Stocks turned slightly higher Tuesday as investors weighed positive earnings from two of the market's most influential companies against worries about the economy.
Major indexes spent the first two hours mostly in negative territory but drifted above breakeven on the strength of housing and commodities stocks. The lackluster trading comes a day after the market posted its biggest gain since June 1.
Dow component Home Depot gained more than 1.5 percent and home builder Hovnanian Enterprises moved up nearly 4 percent. The SPDR S&P Homebuilders ETF posted solid gains for the morning as the market clawed to positive ground.
Larger-than-expected gains in producer prices and retail salesfor June presented conflicting signals on the economic front. Producer prices rose 1.8 percent on the strength of autos and energy sales, while retail sales were up 0.6 percent primarily, also on the energy-auto movement.
An additional economic report showing a 1 percent drop in business inventories also was higher than expected but seemed to have little effect on the markets.
The economic reports triggered expectations of inflation, and at least some of the late-morning pop in stocks was attributed to short-covering.
"All the inflation bonds are acting very well today because it feels like the market is buildig in some inflationary expectations," said Dave Lutz, managing director of trading for Baltimore-based Stifel Nicolaus.
The iShares Barclays TIPS ETF edged higher though it was off its peak. The fund is up about 5 percent in 2009.
Hotel stocks, including Starwood, helped push the market higher.
"We basically have a consumer reflation trade coming out right now," Lutz said. "This is typical of a short-covering move."
Earnings season kicked into full gear as both Goldman Sachs and Dow stock Johnson & Johnson posted numbers that surprised to the upside.
Johnson & Johnson posted earnings of $3.2 billion that beat expectations, while also affirming its full-year outlook, sending shares higher.
Goldman shares inched up following its earnings report, even though the numbers easily beat analyst estimates. The company reported net income for common shareholders of $2.7 billion, or $4.93 a share, compared with $2.05 billion, or $4.58 a share, in the closest year-earlier quarter.
The morning's moves also were limited after Sun Microsystems said it expects fiscal fourth-quarter results below Wall Street estimates.
The server and software maker, which is being bought by Oracle in a $7.4 billion deal, predicts a loss of 24 cents to 34 cents per share in the quarter ended June 30. Excluding one-time items, Sun expects a loss of 6 cents to 16 cents per share.
In the financial sector, the government may help troubled commercial lender CIT Group get back on its feet. CIT shares surged on the news.
Also, Prudential Financial Group gained on an upgrade to "overweight" from JPMorgan.
Stocks were supported as well by a jump in the price of crude oil , which on Monday fell toward a two-month low. Commodities, particularly precious metals, were mostly stronger; the SPDR Gold Trust ETF was up nearly 1 percent, while the iPath Crude Oil ETN gained 1.6 percent early on.
CNBC.com-parent General Electric led Dow gainers as the company prepares to report earnings Friday; Travelers represented the index's biggest loser.
In deal news, Noven Pharmaceutical is being sold to Japan-based Hisamitsu Pharmaceutical Co. for about $428 million in cash.
The tender offer of $16.50 per share marks a 22.4 percent premium to Noven's closing price of $13.48 Monday. Noven shares jumped a corresponding level.
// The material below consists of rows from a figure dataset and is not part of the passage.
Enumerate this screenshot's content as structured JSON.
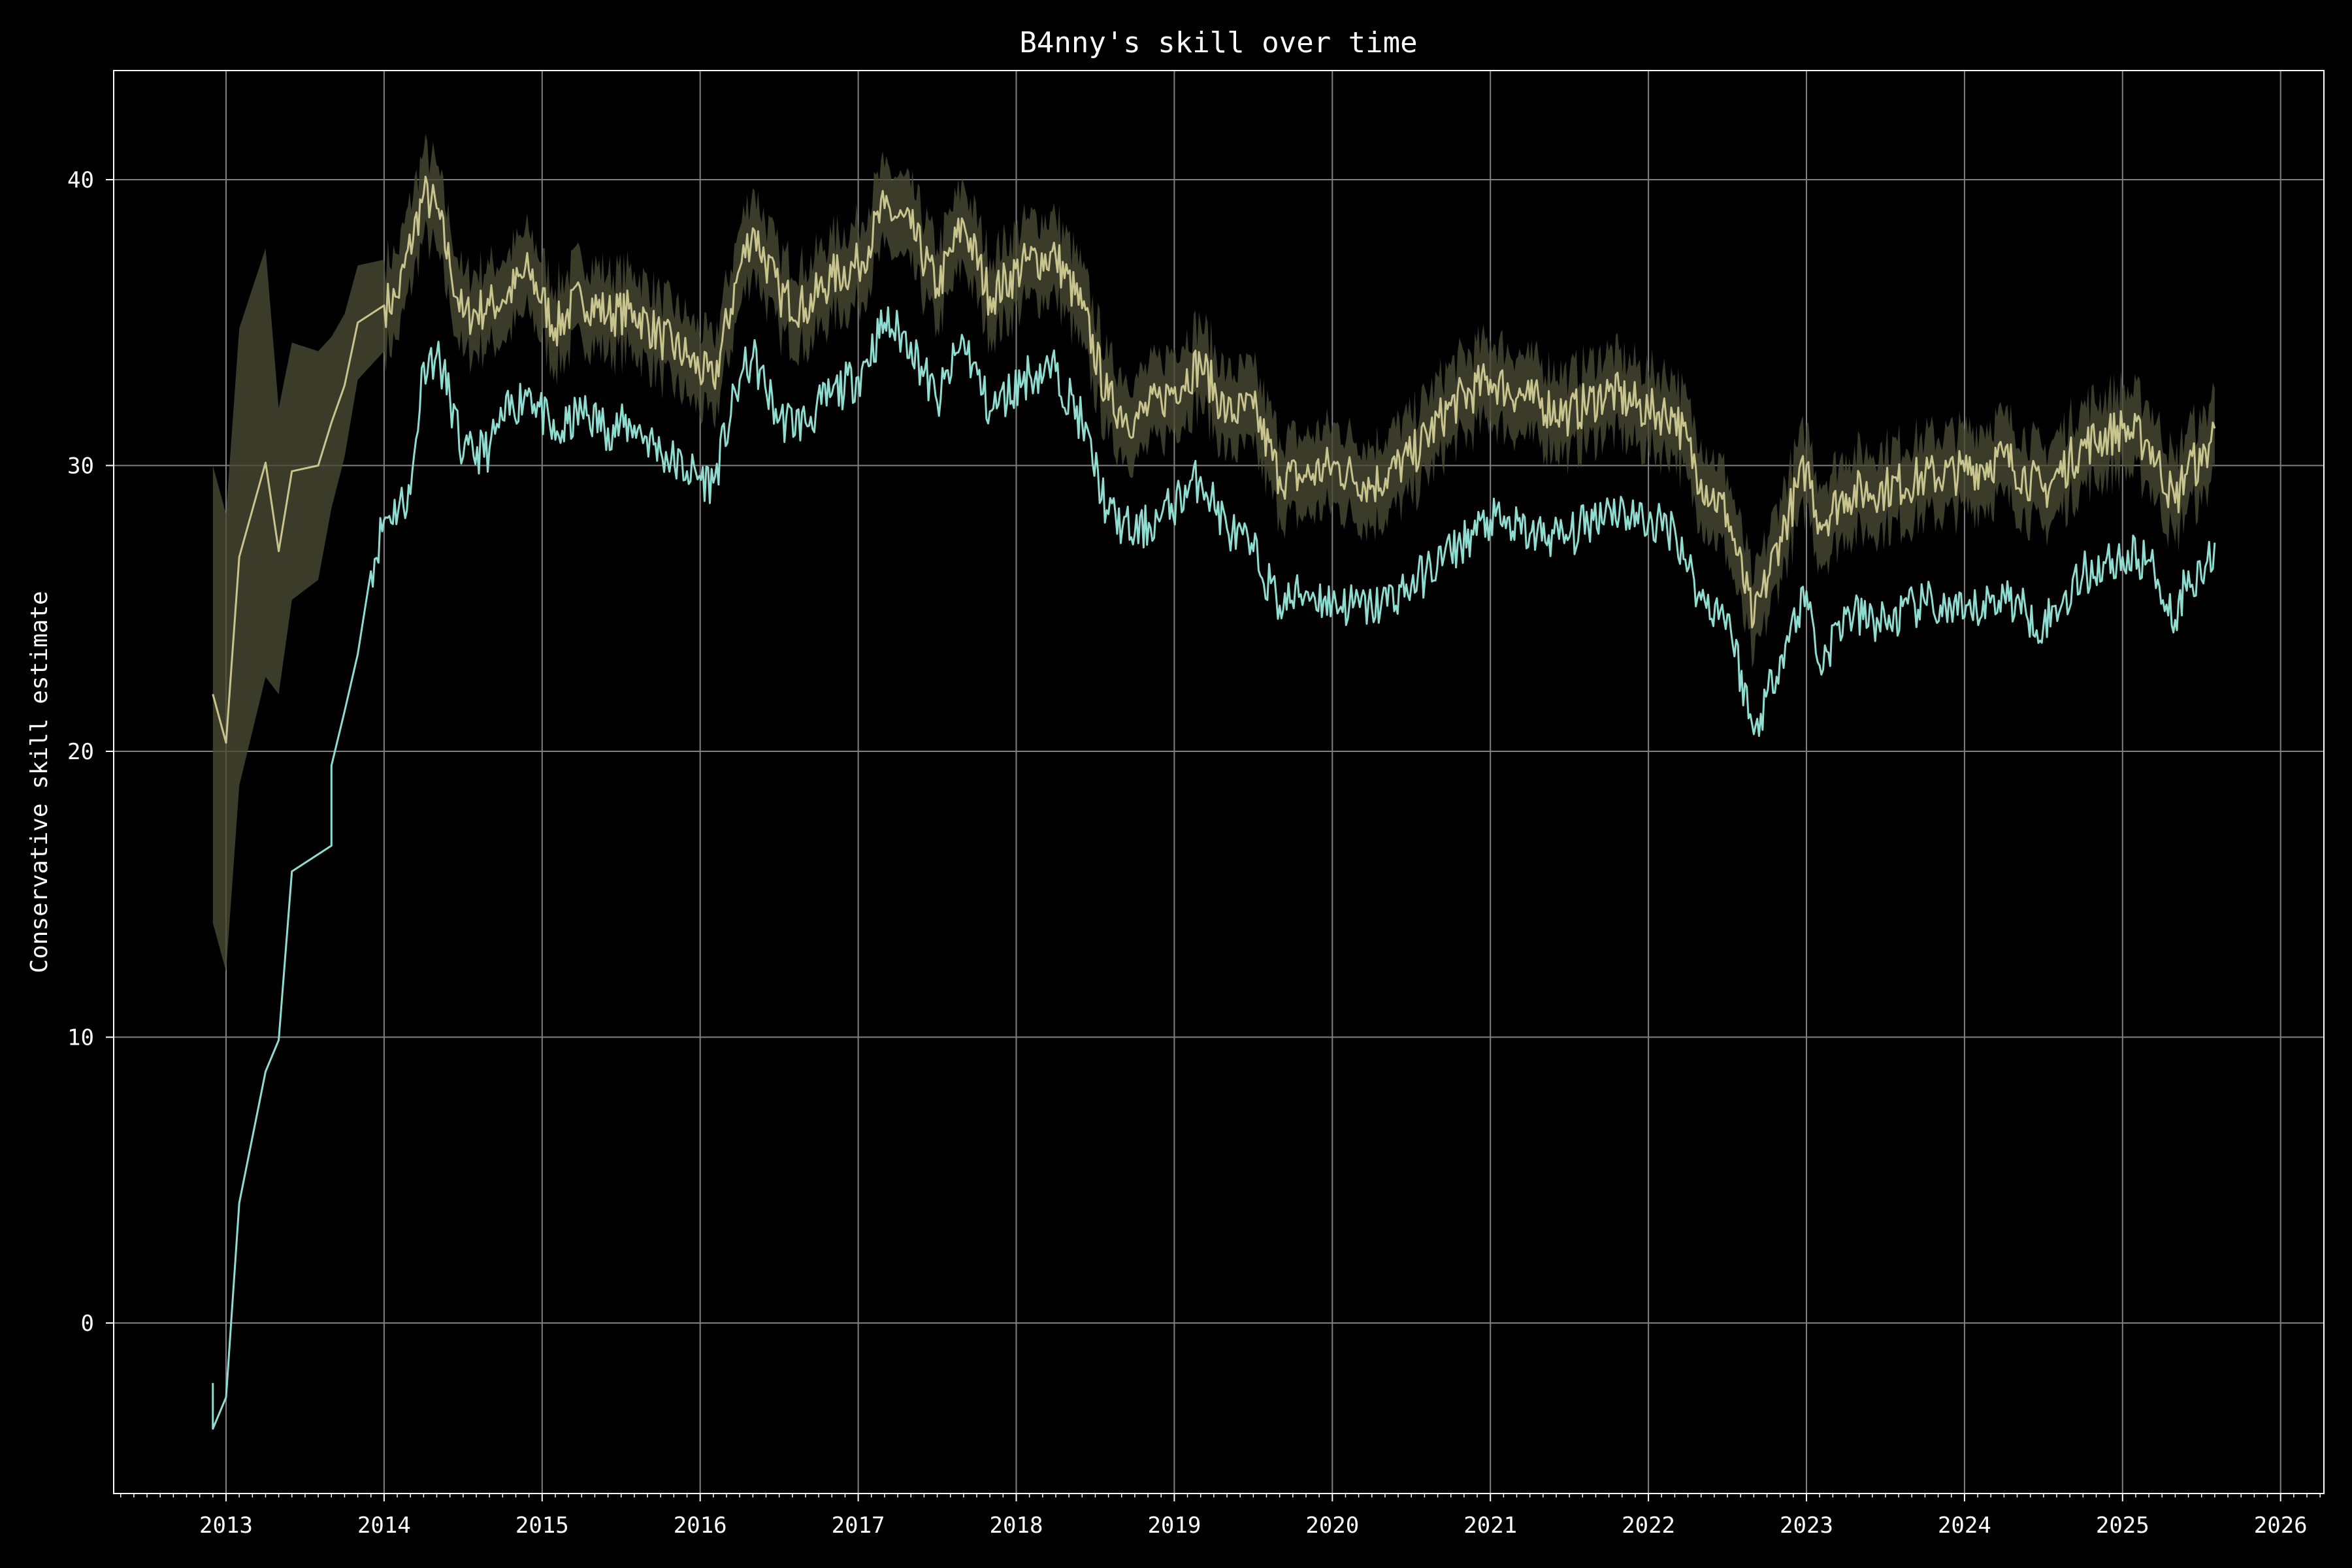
{
  "chart_data": {
    "type": "line",
    "title": "B4nny's skill over time",
    "xlabel": "",
    "ylabel": "Conservative skill estimate",
    "x_ticks": [
      "2013",
      "2014",
      "2015",
      "2016",
      "2017",
      "2018",
      "2019",
      "2020",
      "2021",
      "2022",
      "2023",
      "2024",
      "2025",
      "2026"
    ],
    "y_ticks": [
      "0",
      "10",
      "20",
      "30",
      "40"
    ],
    "xlim": [
      "2012-04",
      "2026-03"
    ],
    "ylim": [
      -6,
      44
    ],
    "grid": true,
    "colors": {
      "background": "#000000",
      "grid": "#808080",
      "axes": "#ffffff",
      "mean_line": "#c8c48e",
      "mean_band": "#4a4a35",
      "conservative_line": "#8fdcd0"
    },
    "series": [
      {
        "role": "mean_with_band",
        "points": [
          [
            "2012-12",
            22.0
          ],
          [
            "2013-01",
            20.3
          ],
          [
            "2013-02",
            26.8
          ],
          [
            "2013-04",
            30.1
          ],
          [
            "2013-05",
            27.0
          ],
          [
            "2013-06",
            29.8
          ],
          [
            "2013-08",
            30.0
          ],
          [
            "2013-09",
            31.5
          ],
          [
            "2013-10",
            32.8
          ],
          [
            "2013-11",
            35.0
          ],
          [
            "2014-01",
            35.6
          ],
          [
            "2014-02",
            35.9
          ],
          [
            "2014-04",
            39.5
          ],
          [
            "2014-05",
            39.0
          ],
          [
            "2014-06",
            37.0
          ],
          [
            "2014-07",
            35.2
          ],
          [
            "2014-09",
            35.6
          ],
          [
            "2014-10",
            35.8
          ],
          [
            "2014-12",
            36.8
          ],
          [
            "2015-02",
            34.8
          ],
          [
            "2015-04",
            35.9
          ],
          [
            "2015-06",
            35.3
          ],
          [
            "2015-08",
            35.4
          ],
          [
            "2015-10",
            34.5
          ],
          [
            "2015-12",
            33.8
          ],
          [
            "2016-02",
            32.9
          ],
          [
            "2016-04",
            36.9
          ],
          [
            "2016-05",
            38.3
          ],
          [
            "2016-07",
            36.0
          ],
          [
            "2016-09",
            35.5
          ],
          [
            "2016-11",
            36.6
          ],
          [
            "2017-01",
            37.0
          ],
          [
            "2017-03",
            39.0
          ],
          [
            "2017-05",
            38.3
          ],
          [
            "2017-07",
            36.2
          ],
          [
            "2017-09",
            38.5
          ],
          [
            "2017-11",
            35.9
          ],
          [
            "2018-02",
            37.2
          ],
          [
            "2018-04",
            37.3
          ],
          [
            "2018-06",
            35.5
          ],
          [
            "2018-08",
            32.3
          ],
          [
            "2018-10",
            31.6
          ],
          [
            "2018-12",
            32.3
          ],
          [
            "2019-03",
            33.6
          ],
          [
            "2019-05",
            31.8
          ],
          [
            "2019-07",
            32.0
          ],
          [
            "2019-09",
            29.6
          ],
          [
            "2019-11",
            29.6
          ],
          [
            "2020-01",
            30.0
          ],
          [
            "2020-04",
            29.3
          ],
          [
            "2020-07",
            30.3
          ],
          [
            "2020-10",
            32.1
          ],
          [
            "2021-01",
            33.0
          ],
          [
            "2021-04",
            32.3
          ],
          [
            "2021-07",
            31.8
          ],
          [
            "2021-10",
            32.6
          ],
          [
            "2022-01",
            31.9
          ],
          [
            "2022-03",
            31.8
          ],
          [
            "2022-05",
            29.5
          ],
          [
            "2022-07",
            28.3
          ],
          [
            "2022-09",
            24.5
          ],
          [
            "2022-11",
            27.5
          ],
          [
            "2023-01",
            30.0
          ],
          [
            "2023-02",
            28.0
          ],
          [
            "2023-04",
            29.0
          ],
          [
            "2023-07",
            29.2
          ],
          [
            "2023-10",
            29.6
          ],
          [
            "2024-01",
            29.8
          ],
          [
            "2024-04",
            30.3
          ],
          [
            "2024-07",
            29.1
          ],
          [
            "2024-10",
            30.7
          ],
          [
            "2025-01",
            31.3
          ],
          [
            "2025-03",
            30.8
          ],
          [
            "2025-05",
            28.7
          ],
          [
            "2025-06",
            30.1
          ],
          [
            "2025-07",
            30.0
          ],
          [
            "2025-08",
            31.3
          ]
        ],
        "band_halfwidth": [
          8.0,
          8.0,
          8.0,
          7.5,
          5.0,
          4.5,
          4.0,
          3.0,
          2.5,
          2.0,
          1.6,
          1.5,
          1.5,
          1.5,
          1.4,
          1.4,
          1.4,
          1.4,
          1.4,
          1.4,
          1.4,
          1.4,
          1.4,
          1.4,
          1.4,
          1.4,
          1.4,
          1.4,
          1.4,
          1.4,
          1.4,
          1.4,
          1.4,
          1.4,
          1.4,
          1.4,
          1.4,
          1.4,
          1.4,
          1.4,
          1.4,
          1.4,
          1.4,
          1.4,
          1.4,
          1.4,
          1.4,
          1.4,
          1.4,
          1.4,
          1.4,
          1.4,
          1.4,
          1.4,
          1.4,
          1.4,
          1.4,
          1.4,
          1.4,
          1.4,
          1.4,
          1.4,
          1.4,
          1.4,
          1.4,
          1.4,
          1.4,
          1.4,
          1.4,
          1.4,
          1.4,
          1.4,
          1.4,
          1.4,
          1.4,
          1.4,
          1.4
        ]
      },
      {
        "role": "conservative",
        "points": [
          [
            "2012-12",
            -2.1
          ],
          [
            "2012-12",
            -3.7
          ],
          [
            "2013-01",
            -2.6
          ],
          [
            "2013-02",
            4.2
          ],
          [
            "2013-04",
            8.8
          ],
          [
            "2013-05",
            9.9
          ],
          [
            "2013-06",
            15.8
          ],
          [
            "2013-09",
            16.7
          ],
          [
            "2013-09",
            19.5
          ],
          [
            "2013-10",
            21.4
          ],
          [
            "2013-11",
            23.4
          ],
          [
            "2013-12",
            26.3
          ],
          [
            "2014-01",
            28.1
          ],
          [
            "2014-03",
            29.0
          ],
          [
            "2014-04",
            33.6
          ],
          [
            "2014-05",
            33.9
          ],
          [
            "2014-06",
            32.4
          ],
          [
            "2014-07",
            30.3
          ],
          [
            "2014-09",
            30.6
          ],
          [
            "2014-10",
            31.6
          ],
          [
            "2014-12",
            32.7
          ],
          [
            "2015-02",
            30.9
          ],
          [
            "2015-04",
            31.9
          ],
          [
            "2015-06",
            31.3
          ],
          [
            "2015-08",
            31.4
          ],
          [
            "2015-10",
            30.5
          ],
          [
            "2015-12",
            29.8
          ],
          [
            "2016-02",
            29.4
          ],
          [
            "2016-04",
            33.0
          ],
          [
            "2016-05",
            33.8
          ],
          [
            "2016-07",
            31.6
          ],
          [
            "2016-09",
            31.5
          ],
          [
            "2016-11",
            32.5
          ],
          [
            "2017-01",
            33.1
          ],
          [
            "2017-03",
            35.0
          ],
          [
            "2017-05",
            34.3
          ],
          [
            "2017-07",
            32.2
          ],
          [
            "2017-09",
            34.4
          ],
          [
            "2017-11",
            31.9
          ],
          [
            "2018-02",
            33.2
          ],
          [
            "2018-04",
            33.3
          ],
          [
            "2018-06",
            31.5
          ],
          [
            "2018-08",
            28.3
          ],
          [
            "2018-10",
            27.6
          ],
          [
            "2018-12",
            28.2
          ],
          [
            "2019-03",
            29.6
          ],
          [
            "2019-05",
            27.8
          ],
          [
            "2019-07",
            27.0
          ],
          [
            "2019-09",
            25.1
          ],
          [
            "2019-11",
            25.6
          ],
          [
            "2020-01",
            25.2
          ],
          [
            "2020-04",
            25.0
          ],
          [
            "2020-07",
            25.8
          ],
          [
            "2020-10",
            27.0
          ],
          [
            "2021-01",
            28.1
          ],
          [
            "2021-04",
            27.6
          ],
          [
            "2021-07",
            27.5
          ],
          [
            "2021-10",
            28.6
          ],
          [
            "2022-01",
            28.0
          ],
          [
            "2022-03",
            27.8
          ],
          [
            "2022-05",
            25.3
          ],
          [
            "2022-07",
            24.8
          ],
          [
            "2022-09",
            20.6
          ],
          [
            "2022-11",
            23.3
          ],
          [
            "2023-01",
            25.6
          ],
          [
            "2023-02",
            23.0
          ],
          [
            "2023-04",
            24.8
          ],
          [
            "2023-07",
            24.5
          ],
          [
            "2023-10",
            25.2
          ],
          [
            "2024-01",
            24.7
          ],
          [
            "2024-04",
            25.5
          ],
          [
            "2024-07",
            24.4
          ],
          [
            "2024-10",
            26.2
          ],
          [
            "2025-01",
            26.8
          ],
          [
            "2025-03",
            26.7
          ],
          [
            "2025-05",
            24.6
          ],
          [
            "2025-06",
            26.3
          ],
          [
            "2025-07",
            26.0
          ],
          [
            "2025-08",
            27.3
          ]
        ]
      }
    ]
  }
}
At 10 am, the government releases May numbers on business inventories, with consensus forecasts calling for a drop of 0.8 percent.
After the closing bell, investors will be focused on earnings releases from computer chip giant Intel, smaller chipmaker Altera, and KFC, Taco Bell and Pizza Hut parent Yum Brands .
Dell will hold an analyst meeting this morning, but is already signaling what issues it may address: the computer maker says it's seeing stabilization in its product markets, though customers are still deferring some IT purchases.
Shares of some big-box retailers such as Wal-Mart and Costco fell as surveys from Redbook and Goldman Sachs both showed retail chain sales down in the first week of July.
Trading was fairly brisk in the first half-hour on the New York Stock Exchange, with about 150 million shares changing hands. Market breadth was neutral, with gainers edging out losers.